MARTAPURA - Pemerintah Provinsi Kalimantan Selatan menyiapkan anggaran sekitar Rp75 miliar, untuk pengadaan lahan pembangunan Jalan Lintas Tengah. Anggaran tersebut mengawali pembangunan akses jalan strategis lintas kabupaten yang menghubungkan wilayah Kabupaten Banjar dengan Kabupaten Tapin.
Diungkapkan Kepala Bidang Bina Marga Dinas PUPR Kalsel, Robby Cahyadi, bahwa Jalan Lintas Tengah dirancang menghubungkan kawasan strategis dari Jalan Mali-Mali, Kabupaten Banjar hingga wilayah Sirkuit Balipat, Rantau, Kabupaten Tapin.
Nantinya, akses ini diproyeksikan menjadi jalur alternatif baru yang memperkuat konektivitas antar wilayah di Kalimantan Selatan. Ia menegaskan bahwa proyek Jalan Lintas Tengah juga menjadi bagian dari prioritas pembangunan infrastruktur Pemprov Kalsel.
Pembangunan jalan ini sejalan dengan komitmen Gubernur dan Wakil Gubernur Kalimantan Selatan, Muhidin dan Hasnuryadi Sulaiman, dalam memperkuat akses transportasi lintas kabupaten sebagai penopang aktivitas ekonomi dan mobilitas masyarakat.
Pihaknya telah menyelesaikan tahapan penting dalam persiapan pengadaan tanah. Dokumen Perencanaan Pengadaan Tanah (DPPT) kini telah rampung dan menjadi dasar proses lanjutan. “Dokumen DPPT sudah diselesaikan. Mudah-mudahan dari dokumen ini kita bisa berlanjut ke tahapan selanjutnya bersama rekan-rekan dari BPN serta pemerintah kabupaten/kota terkait,” paparnya.
Berdasarkan perhitungan awal konsultan penyusun DPPT, kebutuhan anggaran pengadaan tanah untuk pembangunan Jalan Lintas Tengah diperkirakan mencapai sekitar Rp75 miliar. Proses pengadaan tanah sendiri ditargetkan mulai dilaksanakan pada tahun 2026 oleh tim pelaksana, termasuk tim appraisal yang bertugas melakukan penilaian harga lahan.
Secara perencanaan, Jalan Lintas Tengah juga disebut sebagai bagian dari akses Jalan Lintas Pulau Kalimantan. Jalan ini dirancang memiliki panjang kurang lebih 30 kilometer dengan lebar right of way (row) sekitar 30 meter.
Pada tahap pelaksanaan awal, pembangunan akses difokuskan dari kawasan Mali-Mali di Kabupaten Banjar, hingga menuju jalan di sekitar Sirkuit Balipat, Rantau, Kabupaten Tapin. Jalur ini direncanakan menjadi pintu masuk utama dari arah Banjar menuju Tapin. “Rencananya untuk outlet atau akses keluar berada di sekitar kawasan sirkuit itu (Balipat),” jelasnya.

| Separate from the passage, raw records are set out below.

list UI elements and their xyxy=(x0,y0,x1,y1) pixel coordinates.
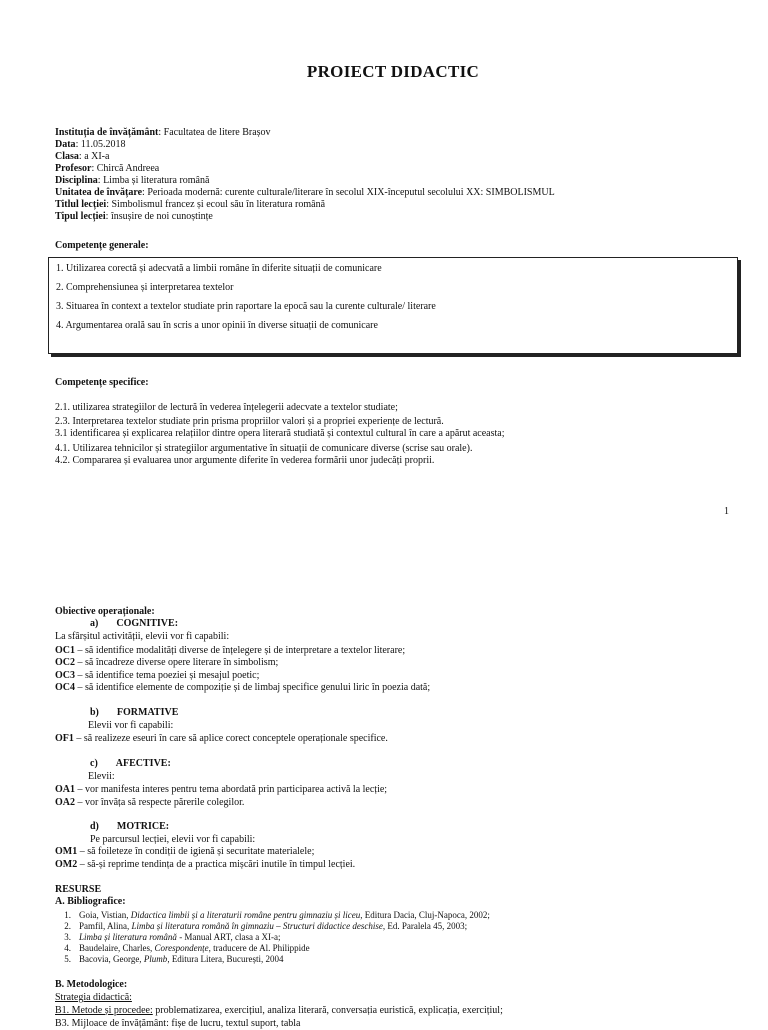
item-title: Limba și literatura română în gimnaziu – Structuri didactice deschise xyxy=(131,921,383,931)
info-label: Unitatea de învățare xyxy=(55,187,143,198)
bibliography-item xyxy=(55,953,284,965)
objective-item xyxy=(55,797,244,809)
methodology-heading: B. Metodologice: xyxy=(55,979,128,990)
affective-intro: Elevii: xyxy=(88,771,115,782)
item-publisher: , Ed. Paralela 45, 2003; xyxy=(382,921,468,931)
info-institution: Instituția de învățământ: Facultatea de litere Brașov xyxy=(55,127,271,138)
objective-item xyxy=(55,784,387,796)
affective-heading xyxy=(90,758,171,770)
bibliography-heading: A. Bibliografice: xyxy=(55,896,126,907)
objective-item xyxy=(55,670,259,682)
info-unit: Unitatea de învățare: Perioada modernă: curente culturale/literare în secolul XIX-începutul secolului XX: SIMBOLISMUL xyxy=(55,187,555,198)
item-author: Bacovia, George, xyxy=(79,954,144,964)
general-competence-item: 2. Comprehensiunea și interpretarea textelor xyxy=(56,282,234,293)
item-number: 1. xyxy=(64,910,71,920)
section-label: MOTRICE: xyxy=(116,821,170,832)
objectives-heading: Obiective operaționale: xyxy=(55,606,155,617)
info-lesson-title: Titlul lecției: Simbolismul francez și ecoul său în literatura română xyxy=(55,199,326,210)
info-value: 11.05.2018 xyxy=(80,139,126,150)
page-number: 1 xyxy=(724,506,729,517)
objective-text: – să identifice modalități diverse de înțelegere și de interpretare a textelor literare; xyxy=(75,645,406,656)
page-title: PROIECT DIDACTIC xyxy=(306,62,480,81)
objective-code: OC3 xyxy=(55,670,75,681)
info-value: însușire de noi cunoștințe xyxy=(110,211,213,222)
section-marker: b) xyxy=(90,707,99,718)
info-label: Instituția de învățământ xyxy=(55,127,159,138)
objective-item xyxy=(55,859,355,871)
objective-code: OC4 xyxy=(55,682,75,693)
item-author: Pamfil, Alina, xyxy=(79,921,132,931)
objective-text: – vor învăța să respecte părerile colegilor. xyxy=(75,797,245,808)
item-publisher: , Editura Dacia, Cluj-Napoca, 2002; xyxy=(360,910,490,920)
objective-code: OA1 xyxy=(55,784,75,795)
objective-code: OM1 xyxy=(55,846,78,857)
objective-item xyxy=(55,846,314,858)
info-label: Profesor xyxy=(55,163,92,174)
specific-competence-item: 3.1 identificarea și explicarea relațiilor dintre opera literară studiată și contextul cultural în care a apărut aceasta; xyxy=(55,428,505,439)
motor-intro: Pe parcursul lecției, elevii vor fi capabili: xyxy=(90,834,256,845)
cognitive-heading xyxy=(90,618,178,630)
item-title: Limba și literatura română xyxy=(79,932,177,942)
info-label: Data xyxy=(55,139,76,150)
info-label: Titlul lecției xyxy=(55,199,107,210)
item-author: Baudelaire, Charles, xyxy=(79,943,155,953)
item-author: Goia, Vistian, xyxy=(79,910,131,920)
general-competence-item: 3. Situarea în context a textelor studiate prin raportare la epocă sau la curente culturale/ literare xyxy=(56,301,436,312)
objective-text: – vor manifesta interes pentru tema abordată prin participarea activă la lecție; xyxy=(75,784,388,795)
info-class: Clasa: a XI-a xyxy=(55,151,110,162)
methods-label: B1. Metode și procedee: xyxy=(55,1005,153,1016)
general-competences-box xyxy=(48,257,738,354)
item-title: Corespondențe xyxy=(154,943,209,953)
info-label: Clasa xyxy=(55,151,79,162)
objective-code: OA2 xyxy=(55,797,75,808)
section-marker: d) xyxy=(90,821,99,832)
objective-text: – să identifice elemente de compoziție și de limbaj specifice genului liric în poezia dată; xyxy=(75,682,431,693)
objective-text: – să încadreze diverse opere literare în simbolism; xyxy=(75,657,279,668)
objective-code: OC2 xyxy=(55,657,75,668)
objective-code: OM2 xyxy=(55,859,78,870)
info-label: Disciplina xyxy=(55,175,98,186)
general-competences-heading: Competențe generale: xyxy=(55,240,149,251)
section-label: AFECTIVE: xyxy=(115,758,171,769)
info-value: Limba și literatura română xyxy=(103,175,210,186)
resources-heading: RESURSE xyxy=(55,884,102,895)
teaching-means-line: B3. Mijloace de învățământ: fișe de lucru, textul suport, tabla xyxy=(55,1018,301,1029)
objective-item xyxy=(55,657,278,669)
info-lesson-type: Tipul lecției: însușire de noi cunoștințe xyxy=(55,211,213,222)
info-date: Data: 11.05.2018 xyxy=(55,139,126,150)
methods-line xyxy=(55,1005,503,1017)
info-value: Facultatea de litere Brașov xyxy=(163,127,271,138)
section-marker: c) xyxy=(90,758,98,769)
specific-competence-item: 4.1. Utilizarea tehnicilor și strategiilor argumentative în situații de comunicare diverse (scrise sau orale). xyxy=(55,443,473,454)
item-publisher: , traducere de Al. Philippide xyxy=(208,943,310,953)
motor-heading xyxy=(90,821,169,833)
section-label: COGNITIVE: xyxy=(116,618,179,629)
specific-competence-item: 2.1. utilizarea strategiilor de lectură în vederea înțelegerii adecvate a textelor studiate; xyxy=(55,402,398,413)
specific-competences-heading: Competențe specifice: xyxy=(55,377,149,388)
specific-competence-item: 2.3. Interpretarea textelor studiate prin prisma propriilor valori și a propriei experiențe de lectură. xyxy=(55,416,444,427)
info-value: a XI-a xyxy=(84,151,110,162)
info-teacher: Profesor: Chircă Andreea xyxy=(55,163,160,174)
objective-text: – să identifice tema poeziei și mesajul poetic; xyxy=(75,670,260,681)
info-label: Tipul lecției xyxy=(55,211,106,222)
objective-item xyxy=(55,733,388,745)
objective-code: OC1 xyxy=(55,645,75,656)
section-label: FORMATIVE xyxy=(116,707,179,718)
info-discipline: Disciplina: Limba și literatura română xyxy=(55,175,210,186)
objective-text: – să foileteze în condiții de igienă și securitate materialele; xyxy=(77,846,315,857)
objective-text: – să-și reprime tendința de a practica mișcări inutile în timpul lecției. xyxy=(77,859,356,870)
specific-competence-item: 4.2. Compararea și evaluarea unor argumente diferite în vederea formării unor judecăți proprii. xyxy=(55,455,435,466)
objective-text: – să realizeze eseuri în care să aplice corect conceptele operaționale specifice. xyxy=(73,733,388,744)
section-marker: a) xyxy=(90,618,99,629)
didactic-strategy: Strategia didactică: xyxy=(55,992,132,1003)
general-competence-item: 4. Argumentarea orală sau în scris a unor opinii în diverse situații de comunicare xyxy=(56,320,378,331)
item-number: 3. xyxy=(64,932,71,942)
item-publisher: - Manual ART, clasa a XI-a; xyxy=(176,932,281,942)
info-value: Simbolismul francez și ecoul său în literatura română xyxy=(111,199,326,210)
item-title: Plumb xyxy=(143,954,168,964)
info-value: Chircă Andreea xyxy=(96,163,160,174)
item-title: Didactica limbii și a literaturii române pentru gimnaziu și liceu xyxy=(130,910,361,920)
item-number: 5. xyxy=(64,954,71,964)
item-number: 4. xyxy=(64,943,71,953)
methods-text: problematizarea, exercițiul, analiza literară, conversația euristică, explicația, exercițiul; xyxy=(152,1005,503,1016)
general-competence-item: 1. Utilizarea corectă și adecvată a limbii române în diferite situații de comunicare xyxy=(56,263,382,274)
item-number: 2. xyxy=(64,921,71,931)
formative-heading xyxy=(90,707,178,719)
objective-code: OF1 xyxy=(55,733,74,744)
info-value: Perioada modernă: curente culturale/literare în secolul XIX-începutul secolului XX: SIMBOLISMUL xyxy=(147,187,555,198)
cognitive-intro: La sfârșitul activității, elevii vor fi capabili: xyxy=(55,631,230,642)
objective-item xyxy=(55,682,430,694)
objective-item xyxy=(55,645,405,657)
formative-intro: Elevii vor fi capabili: xyxy=(88,720,174,731)
item-publisher: , Editura Litera, București, 2004 xyxy=(167,954,284,964)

Pihaknya menargetkan pembangunan Jalan Lintas Tengah ini rampung pada akhir masa jabatan gubernur, yakni pada 2028 mendatang. Meski demikian, Robby menegaskan pelaksanaan proyek tetap menyesuaikan dengan dinamika serta perkembangan di lapangan.
Sisi lain, ia berharap agar proses pengadaan lahan tersebut bisa segera selesai, agar Jalan Lintas Tengah bisa terbangun dan mempercepat arus barang dan mobilitas antar wilayah, sekaligus membuka peluang pertumbuhan ekonomi baru di wilayah tengah Kalimantan Selatan. “Jika seluruh tahapan berjalan lancar, jalan ini diharapkan menjadi tulang punggung konektivitas dan penggerak ekonomi baru di wilayah tengah Kalimantan Selatan,” tandasnya.
Sebelumnya, Kepala Dinas PUPR Kalsel, Muhammad Yasin Toyib menjelaskan bahwa proyek Jalan Lintas Tengah Kalimantan ini melalui beberapa tahapan teknis. Pada tahun 2025 lalu, Pemprov menargetkan penyelesaian studi kelayakan (FS).
Di tahun ini, akan dilanjutkan dengan penyusunan Detail Engineering Design (DED), dokumen Analisis Mengenai Dampak Lingkungan (AMDAL), Analisis Dampak Lalu Lintas (AMDAL Lalin), serta proses pembebasan lahan.
Jalan Lintas Tengah Kalimantan dirancang memiliki lebar 30 meter dengan panjang sekitar 30 kilometer. “Pembangunan fisik dijadwalkan mulai tahun 2027. Targetnya, pada periode pertama kepemimpinan gubernur, jalan ini sudah tembus hingga wilayah Binuang, Tapin,” jelas Yasin.